Beef Stroganoff with Top Sirloin
Classic Beef Stroganoff
Ingredients:
2 tablespoon vegetable oil
2 pounds beef chuck roast, cut into 1/2-inch thick strips Top Sirloin
salt and pepper to taste
2 tablespoon butter
1 cup medium onion, sliced or diced
12 ounces sliced mushrooms
2 cloves garlic, minced
3 tablespoons all-purpose flour
½ cup white wine
2 cups beef broth, divided
1 cup creme fraiche or sour cream
1 tablespoon fresh chopped chives
salt and pepper to taste
Directions
Step 1. Season beef generously with salt and pepper.

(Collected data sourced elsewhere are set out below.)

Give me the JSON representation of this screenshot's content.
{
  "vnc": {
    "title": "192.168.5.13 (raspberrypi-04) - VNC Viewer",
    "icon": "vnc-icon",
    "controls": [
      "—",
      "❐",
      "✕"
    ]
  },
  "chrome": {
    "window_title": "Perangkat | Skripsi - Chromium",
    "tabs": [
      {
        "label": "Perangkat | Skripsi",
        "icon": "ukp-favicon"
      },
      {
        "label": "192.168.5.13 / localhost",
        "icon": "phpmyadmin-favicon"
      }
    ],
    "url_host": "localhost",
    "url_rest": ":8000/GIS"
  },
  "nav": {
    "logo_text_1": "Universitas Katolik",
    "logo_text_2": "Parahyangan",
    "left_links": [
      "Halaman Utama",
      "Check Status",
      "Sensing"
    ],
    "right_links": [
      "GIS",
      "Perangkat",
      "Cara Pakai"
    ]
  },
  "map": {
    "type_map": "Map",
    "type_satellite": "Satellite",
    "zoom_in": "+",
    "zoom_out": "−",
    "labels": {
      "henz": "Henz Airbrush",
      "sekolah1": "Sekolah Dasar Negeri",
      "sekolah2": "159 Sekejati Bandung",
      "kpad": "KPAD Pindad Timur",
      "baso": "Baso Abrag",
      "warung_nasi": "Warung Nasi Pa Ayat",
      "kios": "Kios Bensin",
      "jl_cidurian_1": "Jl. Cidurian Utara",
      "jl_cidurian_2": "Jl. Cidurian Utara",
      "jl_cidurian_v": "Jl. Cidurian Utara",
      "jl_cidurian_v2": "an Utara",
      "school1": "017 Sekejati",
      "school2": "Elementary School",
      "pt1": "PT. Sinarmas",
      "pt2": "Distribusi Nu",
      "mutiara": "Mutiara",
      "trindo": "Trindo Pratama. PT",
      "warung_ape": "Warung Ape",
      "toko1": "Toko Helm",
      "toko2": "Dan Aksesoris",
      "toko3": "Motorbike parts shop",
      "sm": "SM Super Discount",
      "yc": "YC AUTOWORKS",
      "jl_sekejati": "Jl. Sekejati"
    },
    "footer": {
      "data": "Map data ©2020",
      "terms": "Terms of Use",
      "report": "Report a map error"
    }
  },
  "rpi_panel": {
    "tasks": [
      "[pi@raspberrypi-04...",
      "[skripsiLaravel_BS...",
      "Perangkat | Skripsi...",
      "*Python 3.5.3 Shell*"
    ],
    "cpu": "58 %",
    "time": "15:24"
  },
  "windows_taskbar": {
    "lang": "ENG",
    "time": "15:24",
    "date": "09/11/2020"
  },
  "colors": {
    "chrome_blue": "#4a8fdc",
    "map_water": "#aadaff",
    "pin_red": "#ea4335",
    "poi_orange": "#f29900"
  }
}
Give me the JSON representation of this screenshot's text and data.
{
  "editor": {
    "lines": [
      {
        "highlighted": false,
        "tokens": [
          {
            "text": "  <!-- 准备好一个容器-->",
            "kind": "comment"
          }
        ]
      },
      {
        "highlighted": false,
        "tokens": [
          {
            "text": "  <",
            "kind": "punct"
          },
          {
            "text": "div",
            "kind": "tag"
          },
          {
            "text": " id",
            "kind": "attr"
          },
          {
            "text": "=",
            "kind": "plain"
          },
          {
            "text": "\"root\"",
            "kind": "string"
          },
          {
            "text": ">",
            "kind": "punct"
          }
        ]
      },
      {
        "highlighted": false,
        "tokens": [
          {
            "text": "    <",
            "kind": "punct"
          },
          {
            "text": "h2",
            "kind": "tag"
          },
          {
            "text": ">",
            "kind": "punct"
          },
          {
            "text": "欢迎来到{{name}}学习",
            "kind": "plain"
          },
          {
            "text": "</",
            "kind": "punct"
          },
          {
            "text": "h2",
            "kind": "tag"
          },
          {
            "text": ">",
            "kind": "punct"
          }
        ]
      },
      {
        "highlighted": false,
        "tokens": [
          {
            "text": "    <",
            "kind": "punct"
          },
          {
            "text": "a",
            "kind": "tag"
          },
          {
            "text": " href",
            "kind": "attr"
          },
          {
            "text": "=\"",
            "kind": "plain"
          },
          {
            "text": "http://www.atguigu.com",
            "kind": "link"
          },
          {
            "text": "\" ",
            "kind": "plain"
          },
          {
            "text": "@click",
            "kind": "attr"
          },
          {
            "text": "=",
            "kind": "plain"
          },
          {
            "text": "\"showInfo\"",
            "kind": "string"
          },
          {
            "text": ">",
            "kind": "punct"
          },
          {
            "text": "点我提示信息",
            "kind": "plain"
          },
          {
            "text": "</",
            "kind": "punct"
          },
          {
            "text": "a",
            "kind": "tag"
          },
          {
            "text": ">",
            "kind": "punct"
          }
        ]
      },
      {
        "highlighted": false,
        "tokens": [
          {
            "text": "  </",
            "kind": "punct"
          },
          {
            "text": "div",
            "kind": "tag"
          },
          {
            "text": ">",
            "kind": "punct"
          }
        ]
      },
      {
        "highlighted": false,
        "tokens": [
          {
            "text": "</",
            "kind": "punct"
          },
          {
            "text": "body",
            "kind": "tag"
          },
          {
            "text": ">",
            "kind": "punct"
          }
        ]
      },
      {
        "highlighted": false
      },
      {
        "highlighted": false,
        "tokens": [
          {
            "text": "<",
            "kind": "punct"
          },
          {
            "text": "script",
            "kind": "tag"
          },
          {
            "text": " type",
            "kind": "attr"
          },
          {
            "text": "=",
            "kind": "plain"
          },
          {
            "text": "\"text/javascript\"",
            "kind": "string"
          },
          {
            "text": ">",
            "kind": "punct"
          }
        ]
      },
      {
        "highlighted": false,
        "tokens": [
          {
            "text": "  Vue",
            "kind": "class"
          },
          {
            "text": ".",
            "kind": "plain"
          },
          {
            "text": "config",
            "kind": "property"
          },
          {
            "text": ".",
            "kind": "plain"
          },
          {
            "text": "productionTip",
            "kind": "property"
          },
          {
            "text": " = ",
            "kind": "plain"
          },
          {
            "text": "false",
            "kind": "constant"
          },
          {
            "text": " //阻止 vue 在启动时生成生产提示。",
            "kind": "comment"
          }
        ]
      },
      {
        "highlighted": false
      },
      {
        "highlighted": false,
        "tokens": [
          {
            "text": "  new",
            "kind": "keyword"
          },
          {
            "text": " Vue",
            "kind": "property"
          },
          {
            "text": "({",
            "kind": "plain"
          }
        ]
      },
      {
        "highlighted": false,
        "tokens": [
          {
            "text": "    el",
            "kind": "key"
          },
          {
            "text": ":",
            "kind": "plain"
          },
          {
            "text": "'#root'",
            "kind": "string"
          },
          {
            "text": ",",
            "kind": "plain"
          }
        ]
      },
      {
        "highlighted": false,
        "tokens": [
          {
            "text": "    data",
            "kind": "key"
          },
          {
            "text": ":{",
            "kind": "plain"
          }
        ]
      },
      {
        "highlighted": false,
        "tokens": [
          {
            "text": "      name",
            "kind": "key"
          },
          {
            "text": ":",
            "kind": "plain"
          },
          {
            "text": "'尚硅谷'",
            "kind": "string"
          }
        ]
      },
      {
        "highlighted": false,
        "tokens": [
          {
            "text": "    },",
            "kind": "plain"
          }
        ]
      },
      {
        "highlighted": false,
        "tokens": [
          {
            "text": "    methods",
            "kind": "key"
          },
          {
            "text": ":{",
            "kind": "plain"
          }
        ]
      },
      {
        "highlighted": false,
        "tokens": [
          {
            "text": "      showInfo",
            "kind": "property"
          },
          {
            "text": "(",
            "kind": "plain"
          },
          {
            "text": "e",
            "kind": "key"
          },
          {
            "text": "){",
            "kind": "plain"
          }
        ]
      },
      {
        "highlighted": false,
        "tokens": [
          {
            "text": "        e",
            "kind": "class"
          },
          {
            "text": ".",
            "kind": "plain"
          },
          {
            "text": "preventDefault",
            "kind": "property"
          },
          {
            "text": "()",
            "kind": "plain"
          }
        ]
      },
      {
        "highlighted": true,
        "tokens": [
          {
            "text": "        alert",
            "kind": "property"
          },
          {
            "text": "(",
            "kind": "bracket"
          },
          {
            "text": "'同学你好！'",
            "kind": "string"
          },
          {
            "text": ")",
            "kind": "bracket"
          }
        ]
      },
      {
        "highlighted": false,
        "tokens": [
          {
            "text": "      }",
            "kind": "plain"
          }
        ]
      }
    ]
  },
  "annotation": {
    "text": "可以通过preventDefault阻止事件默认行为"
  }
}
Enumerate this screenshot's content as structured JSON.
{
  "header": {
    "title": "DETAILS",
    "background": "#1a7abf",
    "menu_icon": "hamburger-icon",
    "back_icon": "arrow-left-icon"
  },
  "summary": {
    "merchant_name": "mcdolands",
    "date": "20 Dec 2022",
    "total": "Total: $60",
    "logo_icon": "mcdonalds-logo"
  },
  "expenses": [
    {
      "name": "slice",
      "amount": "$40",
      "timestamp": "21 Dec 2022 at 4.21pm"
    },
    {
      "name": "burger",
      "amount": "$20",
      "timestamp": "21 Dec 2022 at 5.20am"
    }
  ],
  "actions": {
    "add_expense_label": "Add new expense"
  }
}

Step 2. Heat oil in a large skillet over high heat until nearly smoking. Stir in beef; cook, stirring constantly, for 6-7 minutes, until
liquid evaporates and meat browns. Remove meat from the pan and set aside.
Step 3
Stir butter, mushrooms, and onions into the pan; cook and stir over medium heat until the vegetables are lightly browned.
Add garlic and stir for 30 seconds. Stir in flour; cook for 1-2 minutes until incorporated.
Step 4
Stir in wine and 1 cup of stock, scraping the bottom of the pan to release any browned bits. Bring to a simmer, cook for 3-4
minutes, until the sauce thickens.
Step 5
Return beef to the pan. Stir in remaining cup of stock; bring to a simmer and cook on low heat for about 1 hour with the lid
on, until the beef is tender and the sauce is thick. Stir every 20 minutes.
Step 6
Stir in Creme Fraiche. Stir in chives. Season with salt and pepper to taste.
Serve over Buttered Noodles
Suggest a dollop of Creme Fraiche, but Sour Cream will be fine.